Etwas schüchtern, aber mit einem Lächeln auf den Lippen übergibt Anett Ehrentraut einen kleinen Königsstuhl, der mit einer Blüte geschmückt ist, an Oberbürgermeister Thomas Zenker (Zkm). Weshalb ihm das Modell des Königsstuhls ganz besonders gefällt, verrät er später. Anlass der Beschenkung ist die feierliche Übergabe des Sagenpfades der Stadt Zittau, zu der sich zahlreiche am Projekt beteiligte Menschen am Dienstagmittag am Prof.-Kiesow-Weg eingefunden haben.

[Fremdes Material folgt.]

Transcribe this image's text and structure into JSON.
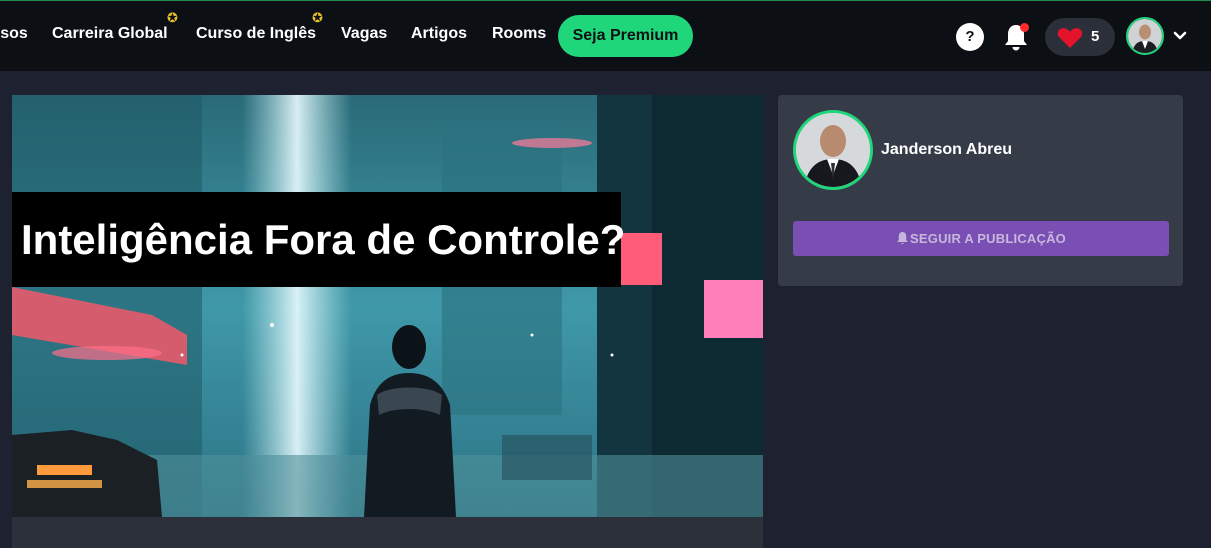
{
  "nav": {
    "items": [
      {
        "label": "rsos",
        "starred": false
      },
      {
        "label": "Carreira Global",
        "starred": true
      },
      {
        "label": "Curso de Inglês",
        "starred": true
      },
      {
        "label": "Vagas",
        "starred": false
      },
      {
        "label": "Artigos",
        "starred": false
      },
      {
        "label": "Rooms",
        "starred": false
      }
    ],
    "premium_label": "Seja Premium",
    "help_label": "?",
    "likes_count": "5",
    "star_glyph": "✪",
    "icons": [
      "help-icon",
      "bell-icon",
      "heart-icon",
      "user-avatar",
      "chevron-down-icon"
    ]
  },
  "article": {
    "hero_title": "Inteligência Fora de Controle?"
  },
  "sidebar": {
    "author_name": "Janderson Abreu",
    "follow_label": "SEGUIR A PUBLICAÇÃO"
  },
  "colors": {
    "accent_green": "#1fd67a",
    "follow_purple": "#7a4fb3",
    "notification_red": "#ff2b2b"
  }
}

Station 5 erzählt die Sage von den Steinringen.
Station 5 erzählt die Sage von den Steinringen. © Matthias Weber
Auch dieses Kunstwerk gehört zum Sagenpfad.
Auch dieses Kunstwerk gehört zum Sagenpfad. © Matthias Weber
Zimmermann Petr Hildebrand hat den „Glockenstuhl“ an der Johanniskirche gebaut.
Zimmermann Petr Hildebrand hat den „Glockenstuhl“ an der Johanniskirche gebaut. © Matthias Weber
© SZ-Grafik

Seit Monaten sorgen die im Stadtgebiet verteilten Figuren und Objekte für Diskussionen in Zittau und den sozialen Netzwerken. Nun ist der aus 14 Stationen bestehende Sagenpfad fertiggestellt. Skurile Figuren und bunte Gegenstände erzählen jahrhundertealte Geschichten von Geistern, Hexen und Dämonen.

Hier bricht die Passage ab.